Optech lidar technology is at the heart of Canada’s contribution to the Phoenix mission – a meteorological weather station that will help accurately model Mars’s climate and predict future weather processes. The Canadian Space Agency funded the contribution of the meteorological (MET) package to NASA, which was designed and built by Optech and MDA Space Missions with input from Canadian and US scientists. The Phoenix lidar will bounce laser pulses off passing clouds and atmospheric dust overhead to determine their composition, movement and size.
“The Phoenix lidar will not only unveil secrets about the Martian atmosphere, but will also help scientists with a greater understanding of how things work back here on Earth,” said Dr. Robert Richards, Director of Optech’s Space Group.
By scanning and probing the Martian polar sky with lidar for the first time in history, scientists are expecting to see a variety of atmospheric activity in greater detail than ever before, such as ice and dust clouds, ground fog, and maybe a few surprises if dust devils and sand storms fly across the landing site. To be able to pierce through most of the thin atmosphere, the laser is fixed in an upward-pointing orientation and works at 2 different wavelengths so that it can give accurate measurements of cloud height to within 10 meters. Despite only working on a power of a 30-watt light bulb, the lidar will be able to shoot 20 kilometres high into the Martian atmosphere.

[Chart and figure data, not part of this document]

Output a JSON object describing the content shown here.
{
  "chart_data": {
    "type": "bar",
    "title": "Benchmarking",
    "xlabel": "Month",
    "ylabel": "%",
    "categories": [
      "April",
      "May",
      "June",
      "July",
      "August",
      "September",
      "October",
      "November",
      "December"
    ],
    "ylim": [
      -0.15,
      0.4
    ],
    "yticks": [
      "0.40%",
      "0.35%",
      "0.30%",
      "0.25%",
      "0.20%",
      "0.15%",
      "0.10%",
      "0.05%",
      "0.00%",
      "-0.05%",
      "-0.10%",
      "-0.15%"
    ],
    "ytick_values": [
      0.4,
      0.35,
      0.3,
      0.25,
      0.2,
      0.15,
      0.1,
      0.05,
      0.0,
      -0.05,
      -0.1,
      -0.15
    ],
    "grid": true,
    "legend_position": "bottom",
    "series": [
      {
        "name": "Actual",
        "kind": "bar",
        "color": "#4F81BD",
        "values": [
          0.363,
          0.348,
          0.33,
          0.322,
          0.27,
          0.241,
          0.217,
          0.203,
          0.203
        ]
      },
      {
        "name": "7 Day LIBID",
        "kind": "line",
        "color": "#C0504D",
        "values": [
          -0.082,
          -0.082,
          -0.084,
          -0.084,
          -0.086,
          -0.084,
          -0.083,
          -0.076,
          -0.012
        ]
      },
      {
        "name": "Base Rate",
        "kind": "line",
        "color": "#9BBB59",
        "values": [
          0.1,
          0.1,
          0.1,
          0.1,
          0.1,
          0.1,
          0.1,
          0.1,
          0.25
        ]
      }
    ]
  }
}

Optech founder and Chairman Dr. Allan Carswell was the originating Canadian Principal Investigator for the Phoenix mission, and remains an active member of the Canadian and US Phoenix Science Teams. “We’ve been using lidar technology to study Earth’s atmosphere for many years but this is the first time this unique technology will be used on another planet,” Dr. Carswell said. “Studying weather is a very Canadian thing to do and we’re very proud to help put the maple leaf on Mars.”
More information about the Phoenix MET Station and lidar is available at the Canadian Space Agency’s website: http://www.space.gc.ca/asc/eng/exploration/phoenix_lidar.asp
Optech is the world leader in the development, manufacture and marketing of advanced laser-based survey instruments. The company offers client-driven solutions in airborne terrestrial mapping, airborne laser bathymetry, laser imaging, space-qualified sensors for orbital operations and planetary exploration, mine cavity monitoring systems and industrial process control.